For years, and despite the unflagging dedication of a number of DPP legislators like Yu Mei-nu (尤美女), moves to legalize same-sex unions in Taiwan were ostensibly blocked by the KMT, which had control of both the executive and legislative branches of government, and a small albeit vocal, connected and resourceful group of conservative Christians.
Following the DPP’s victory in the presidential and legislative elections on Jan. 16, the way seemed finally clear to pass the necessary legislation and make Taiwan a true leader in LGBT and human rights in Asia. In the dozens of interviews that I gave to international media before, during and after the elections, the possibility of legalization was a question that I was asked again and again.
But since then, the Tsai administration has stalled and seems to have de-prioritized the matter, leading some to conclude that the DPP had simply exploited the issue for electoral gain.

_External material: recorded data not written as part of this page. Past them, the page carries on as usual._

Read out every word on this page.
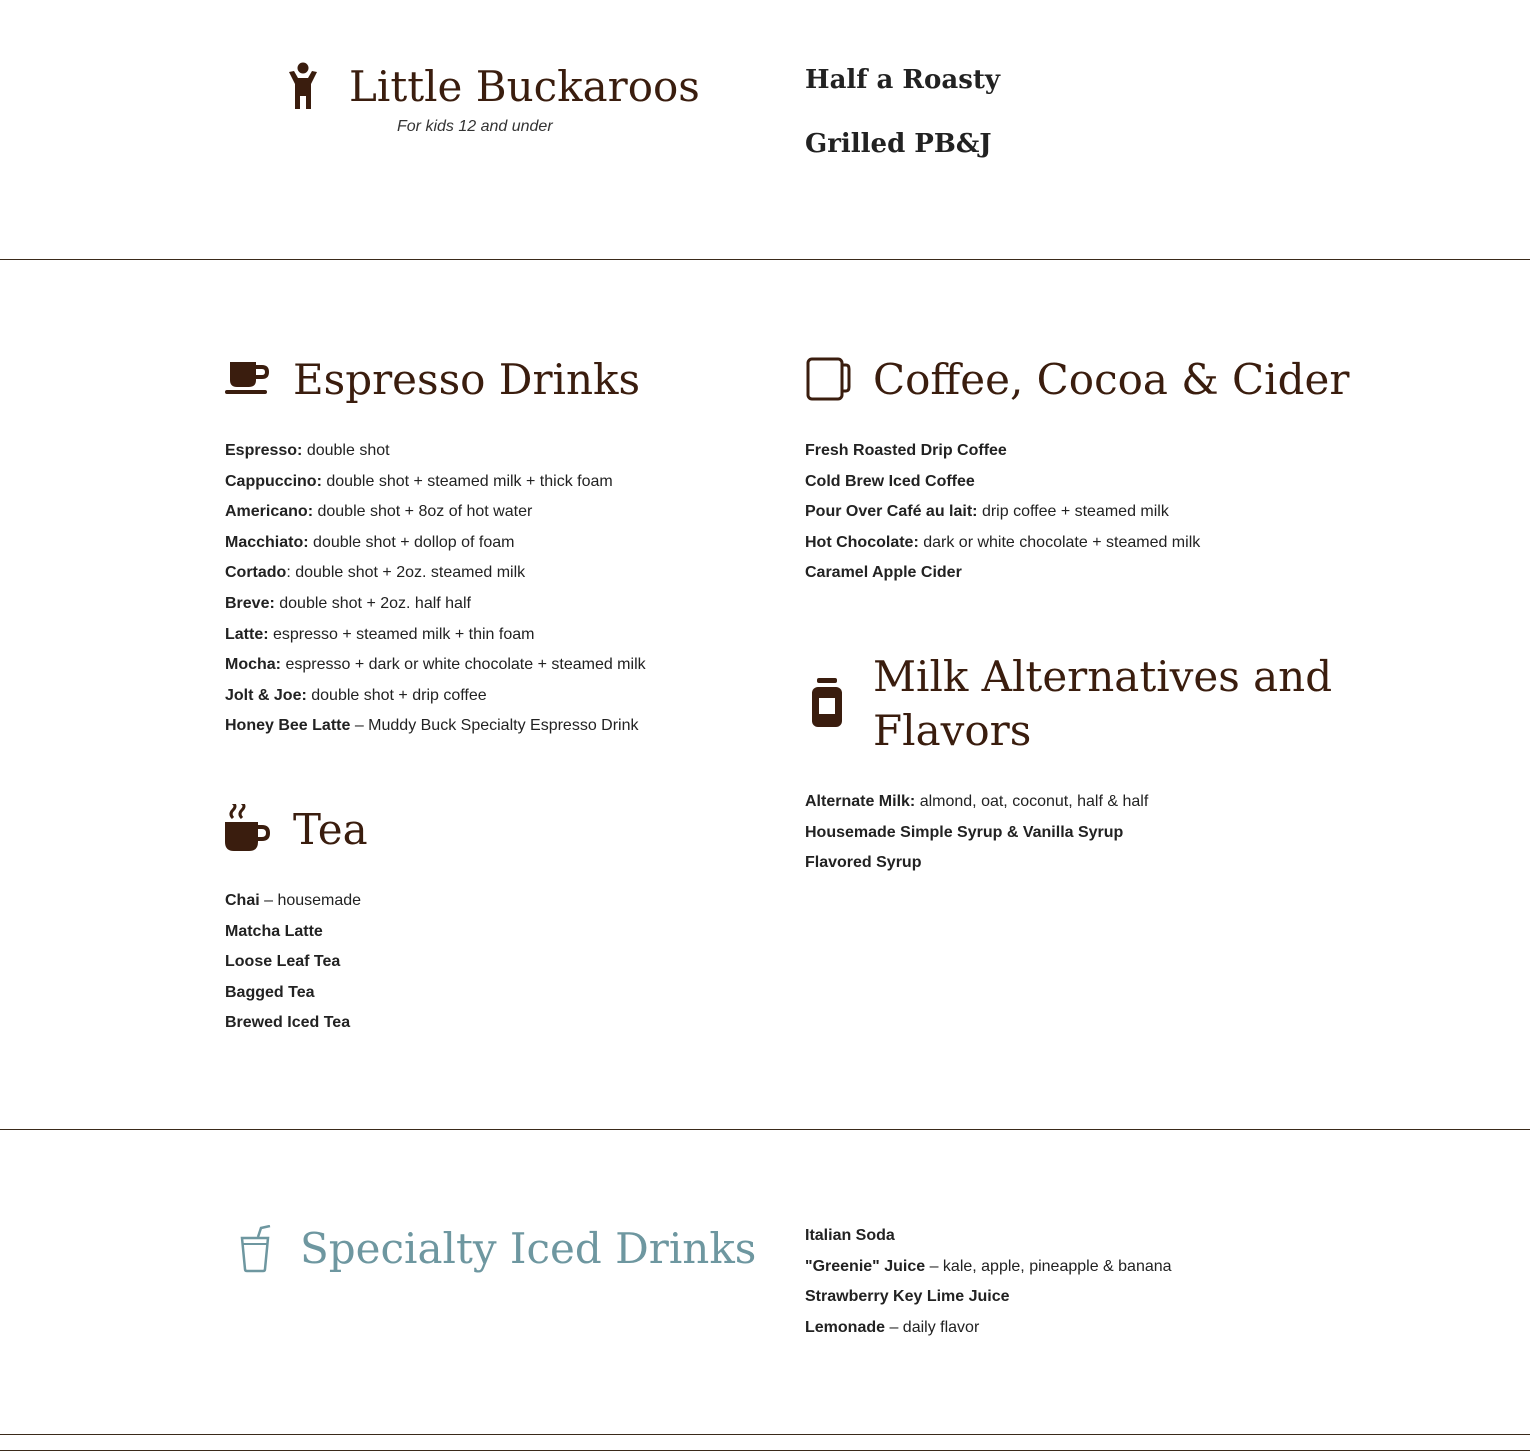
Little Buckaroos
For kids 12 and under
Half a Roasty
Grilled PB&J
Espresso Drinks
Espresso: double shot
Cappuccino: double shot + steamed milk + thick foam
Americano: double shot + 8oz of hot water
Macchiato: double shot + dollop of foam
Cortado: double shot + 2oz. steamed milk
Breve: double shot + 2oz. half half
Latte: espresso + steamed milk + thin foam
Mocha: espresso + dark or white chocolate + steamed milk
Jolt & Joe: double shot + drip coffee
Honey Bee Latte – Muddy Buck Specialty Espresso Drink
Coffee, Cocoa & Cider
Fresh Roasted Drip Coffee
Cold Brew Iced Coffee
Pour Over Café au lait: drip coffee + steamed milk
Hot Chocolate: dark or white chocolate + steamed milk
Caramel Apple Cider
Milk Alternatives and
Flavors
Alternate Milk: almond, oat, coconut, half & half
Housemade Simple Syrup & Vanilla Syrup
Flavored Syrup
Tea
Chai – housemade
Matcha Latte
Loose Leaf Tea
Bagged Tea
Brewed Iced Tea
Specialty Iced Drinks	Italian Soda
"Greenie" Juice – kale, apple, pineapple & banana
Strawberry Key Lime Juice
Lemonade – daily flavor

Since May 20, the administration has not done anything to expedite passage of the bill. After months of uncertainty, the Ministry of Justice (MOJ) recently sent a missive to legislators informing them that a draft law is to be submitted to the Executive Yuan in September 2017. Despite clear indications that society is ready to move into the 21st century on the issue, the MOJ has commissioned a study to analyze the impact of legalization on society. The results are to be rendered by the end of this year.
The idea that a study is even needed to assess the impact of widening the scope of human rights plays right into the narrative, propagated by opponents of legalization, which would have us believe that same-sex marriage would be detrimental to society. It doesn’t matter that every point of the conservatives’ scare tactics — from the spread of AIDS to an epidemic of bestiality — has been debunked by anyone who has sufficient cognitive abilities to think critically. Whether it’s under the KMT or the DPP, the MOJ feels compelled to spend taxpayer money to conduct a study.
Equally irritating is the fact that the Tsai administration isn’t pushing for a Marriage Equality Act (婚姻平權法), but rather a Same-Sex Partnership Act (同性伴侶法), which while legalizing same-sex unions puts such marriages in a distinct category for no valid reason whatsoever. This is not good enough for the men and women whose love and desire to form a family are of equal weight as those of heterosexuals. One cannot say that love is love only to turn around and create different categories of love. Legislator Yu herself argues that nothing less than a Marriage Equality Act is what is in order.
Riding on the promise of change, the Tsai administration’s batting average since it took office is hardly spectacular. Passing a law that would make all marriages between consenting adults equal is something it can accomplish early on in its first term and which would positively affect the lives of thousands upon thousands of individuals in Taiwan. It would also demonstrate to the world that Taiwan is indeed a leader in Asia in the defense and promotion of human rights.
There is absolutely no need to delay until September 2017 before submitting something to the Executive Yuan, and absolutely no reason why the bill should be a diluted version of a bona fide Marriage Equality Act.